The principle of Fourier analysis is simple - the smallest repeating element is selected from the analyzed waveform and presented as a sum of sinusoids, as shown in Fig. 7.
Fig. 7. Principle of Fourier analysis
The magnitude of the contribution of individual sinusoids (for specific oscillation frequencies) is usually visualized as the height of the bar in a bar graph (Fig. 8). Such a plot is called a signal spectrum.
Fig. 8. Fourier spectrum
The characteristic "peaks" on the spectrum diagram for the speech signal correspond to the frequency gain in the resonance chambers, the so-called formants. This is actually the only useful piece of information that can be read from such a chart. Its usefulness is therefore limited (especially since there are better methods for reading the controls). It is particularly important that a single spectrum does not, by definition, carry any information about the differences between successive base periods in the speech signal (and the examiner is particularly interested in this information in speech analysis). However, it is enough to introduce a slight modification - not one basic period is analyzed, but rather a conglomerate of several such periods - to significantly improve the usefulness of the Fourier analysis. Then the spectrum becomes fundamentally different. In an ideal case, when the analyzed periods are identical and there is no noise, the spectrum is then in the form of single isolated peaks (Fig. 10a). The peaks are separated by "empty" areas of longer length; the larger set of periods is analyzed.

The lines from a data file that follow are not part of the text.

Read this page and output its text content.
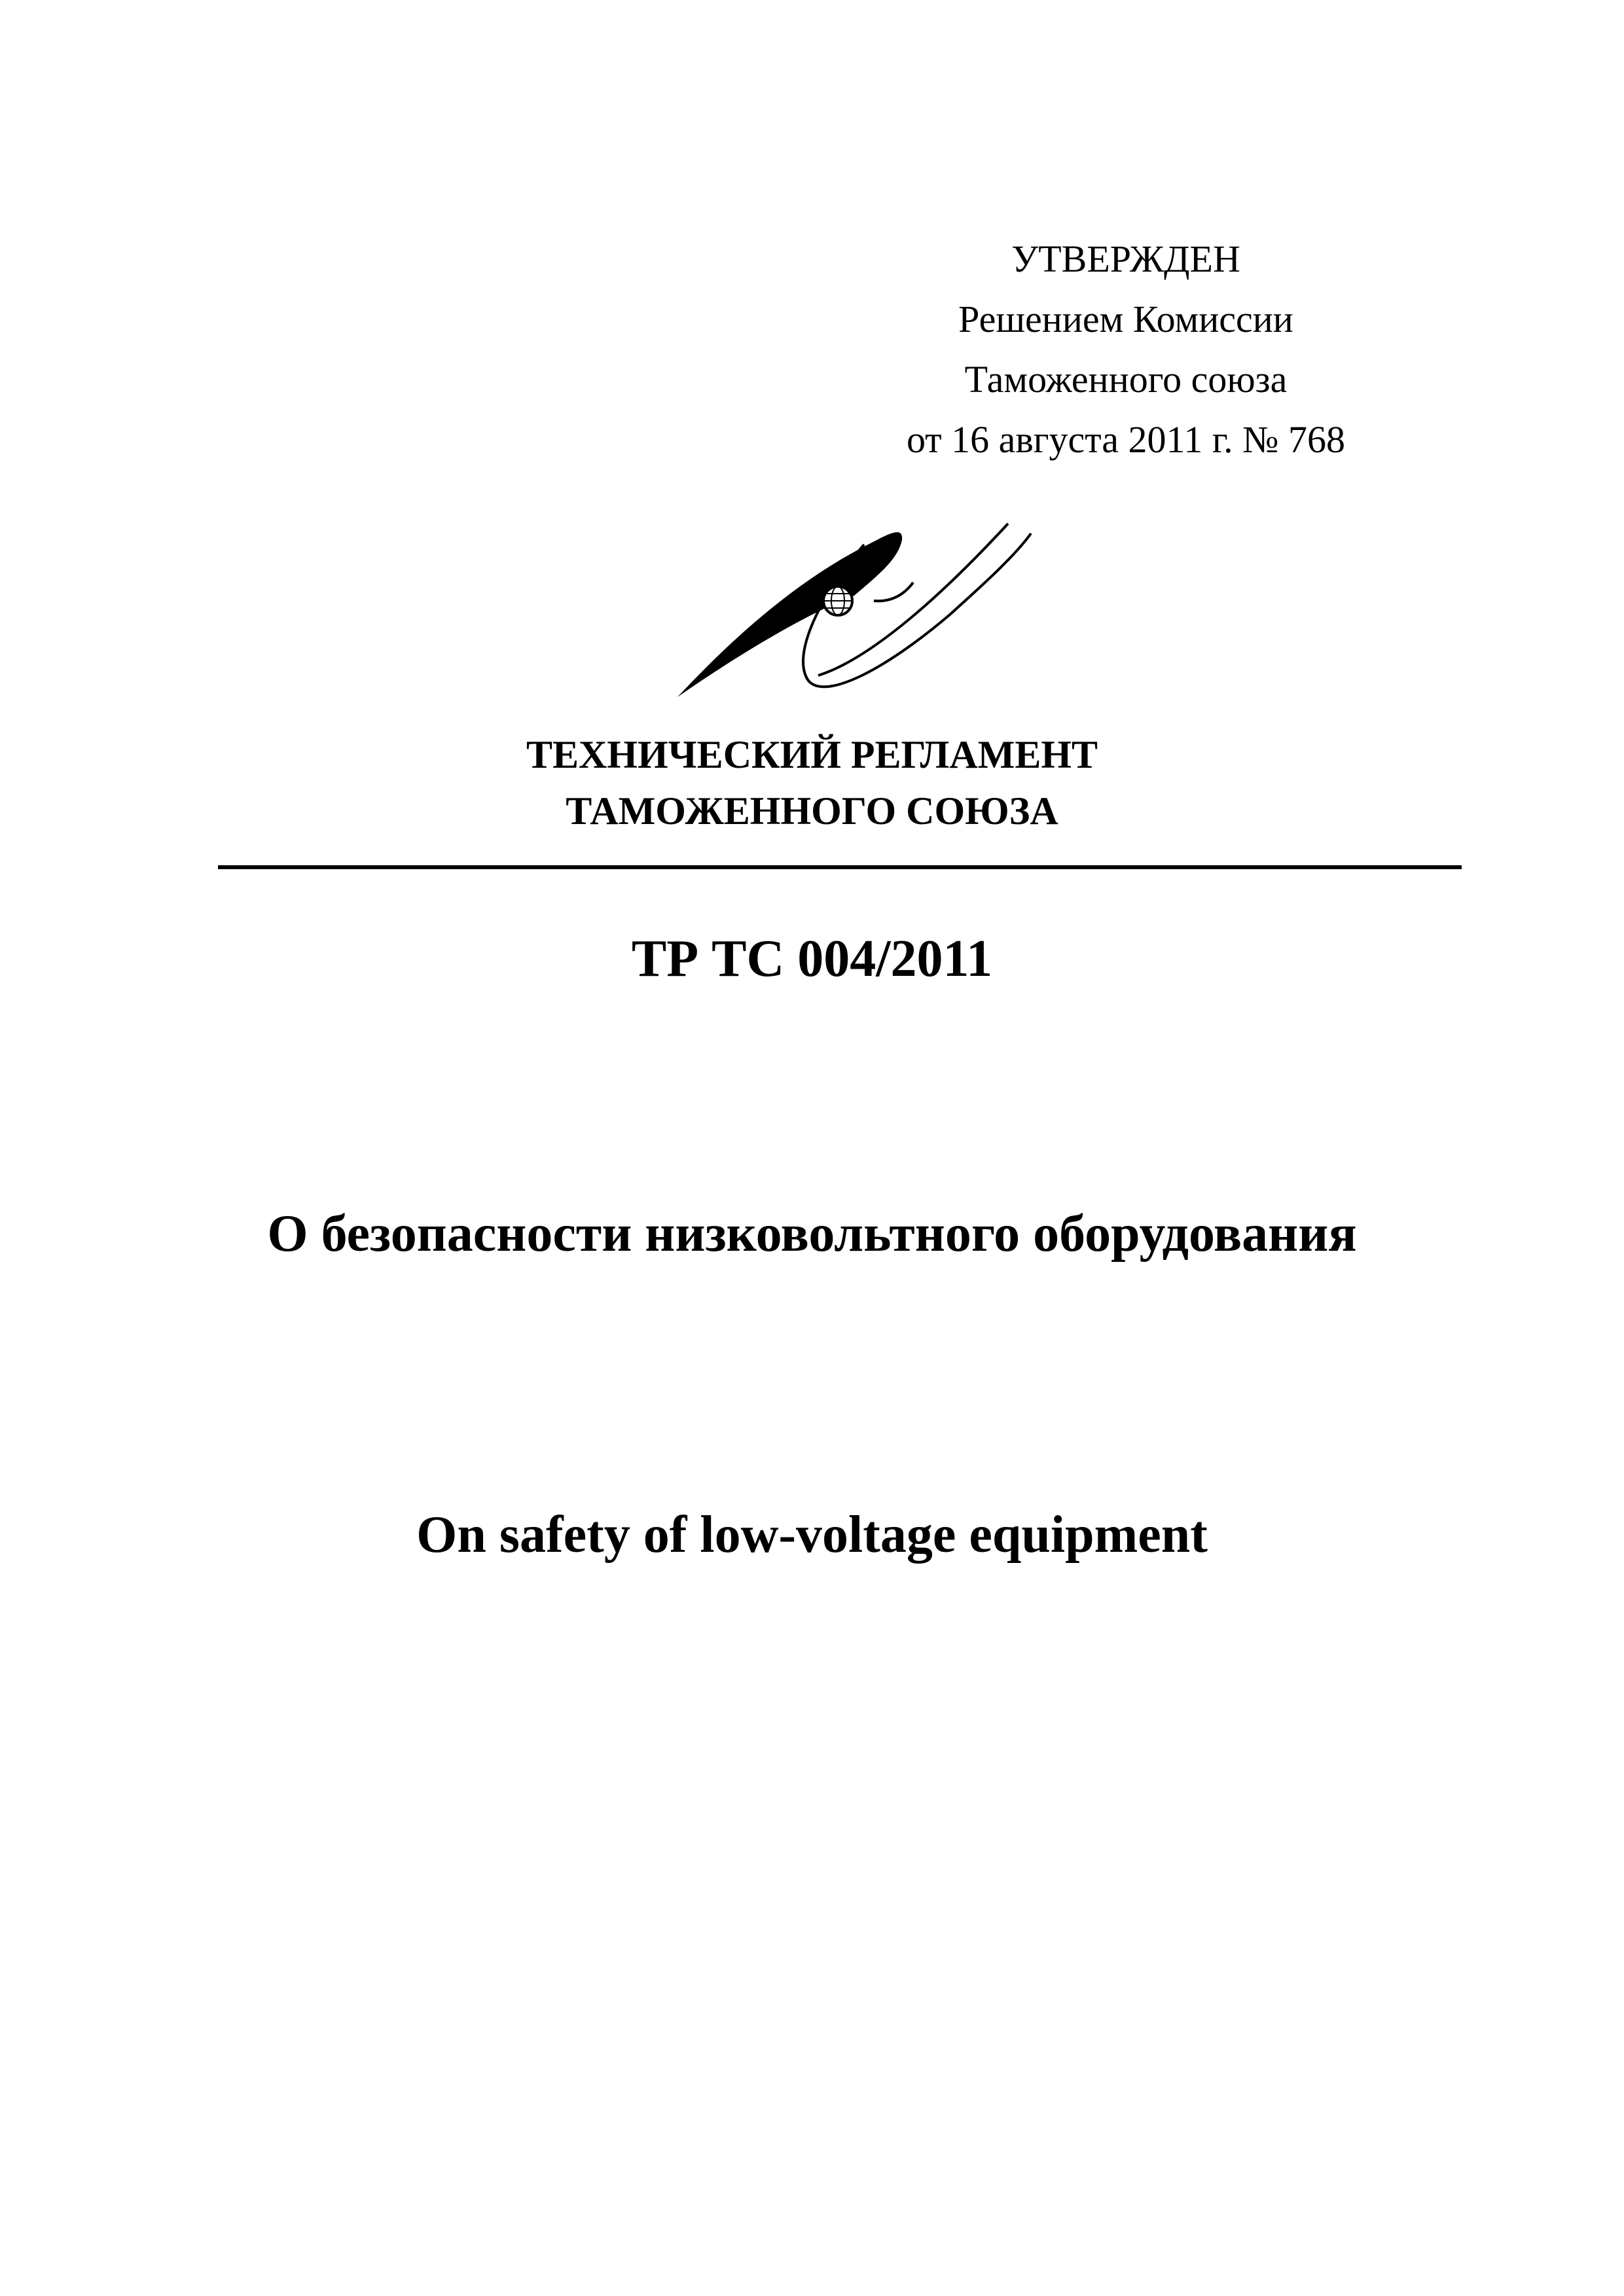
УТВЕРЖДЕН
Решением Комиссии
Таможенного союза
от 16 августа 2011 г. № 768
ТЕХНИЧЕСКИЙ РЕГЛАМЕНТ
ТАМОЖЕННОГО СОЮЗА
ТР ТС 004/2011
О безопасности низковольтного оборудования
On safety of low-voltage equipment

Due to the problems with the exact selection of groups of several periods, a simpler method is used - the length of the analyzed fragment is constant, equal to e.g. 0.025 s and does not constitute a full multiple of the period length (e.g. it covers about 6.3 periods, which causes some negligible errors). This is a typical example of conventional Fourier analysis used e.g. in spectrograms. The spectrum obtained for a signal of this length is quite characteristic - it contains maxima (peaks) for a multiple of the fundamental frequency (Fig. 9) - the so-called harmonic frequencies.

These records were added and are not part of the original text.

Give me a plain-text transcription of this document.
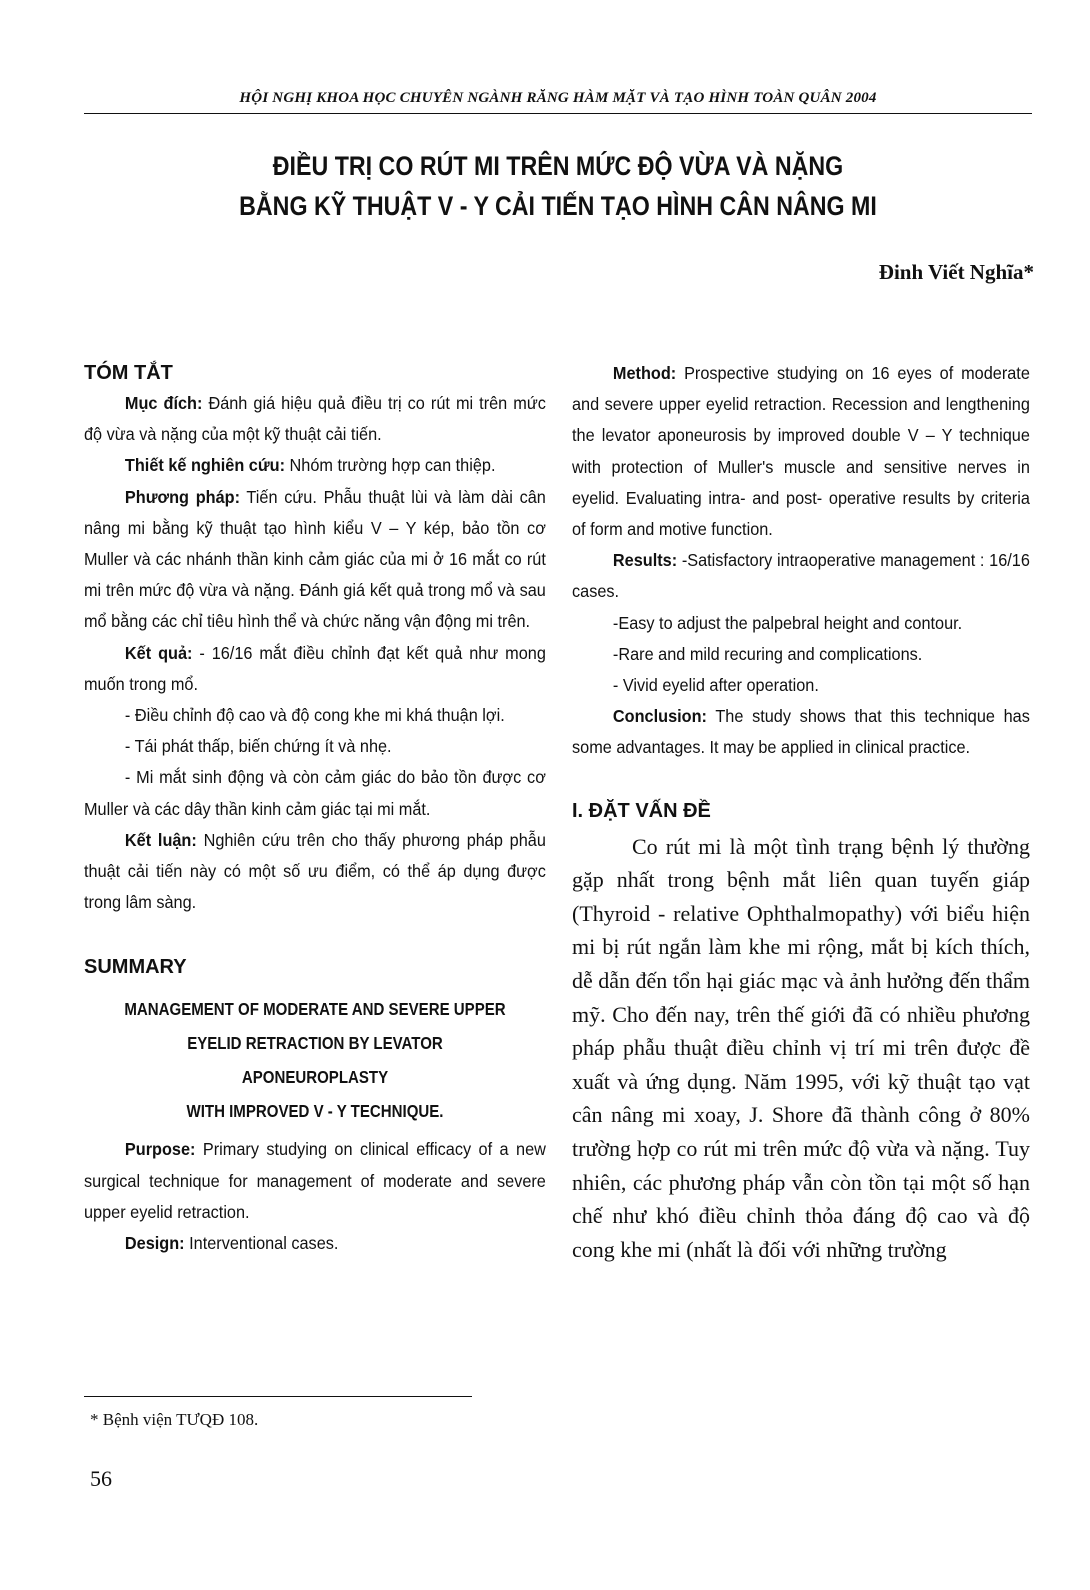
HỘI NGHỊ KHOA HỌC CHUYÊN NGÀNH RĂNG HÀM MẶT VÀ TẠO HÌNH TOÀN QUÂN 2004
ĐIỀU TRỊ CO RÚT MI TRÊN MỨC ĐỘ VỪA VÀ NẶNG
BẰNG KỸ THUẬT V - Y CẢI TIẾN TẠO HÌNH CÂN NÂNG MI
Đinh Viết Nghĩa*
TÓM TẮT

Mục đích: Đánh giá hiệu quả điều trị co rút mi trên mức độ vừa và nặng của một kỹ thuật cải tiến.

Thiết kế nghiên cứu: Nhóm trường hợp can thiệp.

Phương pháp: Tiến cứu. Phẫu thuật lùi và làm dài cân nâng mi bằng kỹ thuật tạo hình kiểu V – Y kép, bảo tồn cơ Muller và các nhánh thần kinh cảm giác của mi ở 16 mắt co rút mi trên mức độ vừa và nặng. Đánh giá kết quả trong mổ và sau mổ bằng các chỉ tiêu hình thể và chức năng vận động mi trên.

Kết quả: - 16/16 mắt điều chỉnh đạt kết quả như mong muốn trong mổ.

- Điều chỉnh độ cao và độ cong khe mi khá thuận lợi.

- Tái phát thấp, biến chứng ít và nhẹ.

- Mi mắt sinh động và còn cảm giác do bảo tồn được cơ Muller và các dây thần kinh cảm giác tại mi mắt.

Kết luận: Nghiên cứu trên cho thấy phương pháp phẫu thuật cải tiến này có một số ưu điểm, có thể áp dụng được trong lâm sàng.

SUMMARY
MANAGEMENT OF MODERATE AND SEVERE UPPER
EYELID RETRACTION BY LEVATOR APONEUROPLASTY
WITH IMPROVED V - Y TECHNIQUE.

Purpose: Primary studying on clinical efficacy of a new surgical technique for management of moderate and severe upper eyelid retraction.

Design: Interventional cases.

Method: Prospective studying on 16 eyes of moderate and severe upper eyelid retraction. Recession and lengthening the levator aponeurosis by improved double V – Y technique with protection of Muller's muscle and sensitive nerves in eyelid. Evaluating intra- and post- operative results by criteria of form and motive function.

Results: -Satisfactory intraoperative management : 16/16 cases.

-Easy to adjust the palpebral height and contour.

-Rare and mild recuring and complications.

- Vivid eyelid after operation.

Conclusion: The study shows that this technique has some advantages. It may be applied in clinical practice.

I. ĐẶT VẤN ĐỀ

Co rút mi là một tình trạng bệnh lý thường gặp nhất trong bệnh mắt liên quan tuyến giáp (Thyroid - relative Ophthalmopathy) với biểu hiện mi bị rút ngắn làm khe mi rộng, mắt bị kích thích, dễ dẫn đến tổn hại giác mạc và ảnh hưởng đến thẩm mỹ. Cho đến nay, trên thế giới đã có nhiều phương pháp phẫu thuật điều chỉnh vị trí mi trên được đề xuất và ứng dụng. Năm 1995, với kỹ thuật tạo vạt cân nâng mi xoay, J. Shore đã thành công ở 80% trường hợp co rút mi trên mức độ vừa và nặng. Tuy nhiên, các phương pháp vẫn còn tồn tại một số hạn chế như khó điều chỉnh thỏa đáng độ cao và độ cong khe mi (nhất là đối với những trường

* Bệnh viện TƯQĐ 108.
56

Fig. 9. Classic Fourier spectrum
It is important that no matter if the consecutive periods are different or identical, whether there are noises or not, the bars between the peaks do not have zero height if the analyzed period does not exactly match the length of the specified number of periods. Of course, the height of the "peaks" reflects the contribution of successive multiples of the fundamental frequency (that should only be included in the speech signal), and the height of the bars between the peaks is related to the presence of noise, but overlaps with the phenomenon related to the uncorrelated length of the interval and the multiples of the basic period. It slightly disturbs and hinders the analysis process. A much "cleaner" image of the spectrum is obtained when the analyzed section covers a strictly defined number of periods.
Fig. 10. Spectra for the analyzed segment correlated with length of the period: a) ideal case; b) average case
The amplitude of any noise and distortion can now be accurately determined in relation to the amplitude of the harmonic components by measuring the ratio of harmonic peaks to non-harmonic peaks (Fig.10b). While the peaks associated with distortions (differences in the length and shape of the periods) predominate in the lower part of the spectrum, the upper part of the spectrum (above 4000 Hz) carries information about noise.

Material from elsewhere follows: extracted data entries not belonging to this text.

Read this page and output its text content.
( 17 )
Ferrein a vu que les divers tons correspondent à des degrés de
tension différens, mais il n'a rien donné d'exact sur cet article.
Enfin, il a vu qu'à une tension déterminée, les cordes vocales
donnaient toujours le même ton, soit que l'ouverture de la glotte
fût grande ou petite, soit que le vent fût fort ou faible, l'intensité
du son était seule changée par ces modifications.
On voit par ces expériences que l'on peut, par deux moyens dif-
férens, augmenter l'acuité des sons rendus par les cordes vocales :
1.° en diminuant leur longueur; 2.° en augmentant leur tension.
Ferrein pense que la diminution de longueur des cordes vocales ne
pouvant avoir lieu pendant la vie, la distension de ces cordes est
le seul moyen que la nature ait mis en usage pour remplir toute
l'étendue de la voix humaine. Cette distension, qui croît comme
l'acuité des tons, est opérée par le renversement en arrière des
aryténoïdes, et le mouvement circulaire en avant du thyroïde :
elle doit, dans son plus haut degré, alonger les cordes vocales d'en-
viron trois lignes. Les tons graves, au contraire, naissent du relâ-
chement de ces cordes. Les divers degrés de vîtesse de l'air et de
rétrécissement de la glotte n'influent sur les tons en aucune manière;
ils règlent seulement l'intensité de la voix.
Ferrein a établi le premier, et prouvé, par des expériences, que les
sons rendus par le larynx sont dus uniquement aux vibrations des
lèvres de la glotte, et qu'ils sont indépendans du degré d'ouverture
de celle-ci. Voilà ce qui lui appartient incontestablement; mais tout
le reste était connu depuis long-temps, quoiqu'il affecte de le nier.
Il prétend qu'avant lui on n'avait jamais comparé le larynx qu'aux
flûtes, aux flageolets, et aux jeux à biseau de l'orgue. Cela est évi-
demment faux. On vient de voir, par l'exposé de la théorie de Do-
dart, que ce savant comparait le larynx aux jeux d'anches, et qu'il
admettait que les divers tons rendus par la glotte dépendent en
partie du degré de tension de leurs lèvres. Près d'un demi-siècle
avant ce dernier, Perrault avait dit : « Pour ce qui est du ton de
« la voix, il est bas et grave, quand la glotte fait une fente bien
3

Spectra are determined for relatively short periods of time, so it can be done several times for the entire recorded sample. By placing successively calculated spectral diagrams next to each other and converting the height of the bars to the degree of darkness, an exceptionally useful diagram is obtained, called a spectrogram. The method of its generation is shown in Fig. 11.
Fig. 11. Generating a spectrogram from a series of spectra
Narrow and broadband spectrograms
The greater the length of the signal sample when creating the spectrum, the better we will obtain its resolution in frequency (better separation of harmonic peaks). The spectrogram obtained from such spectra will also have an excellent resolution in the frequency domain, however, the large time interval between consecutive spectra will make its temporal resolution small. Conversely, by using very short samples to create the spectrum, we will obtain excellent temporal resolution, and worse frequency resolution. Unfortunately, these two requirements cannot be reconciled. Hence, there are two types of spectrograms:
- narrowband (20Hz band, good frequency resolution – Fig. 12a);
- broadband (240 Hz bandwidth, good time domain resolution – Fig. 12b).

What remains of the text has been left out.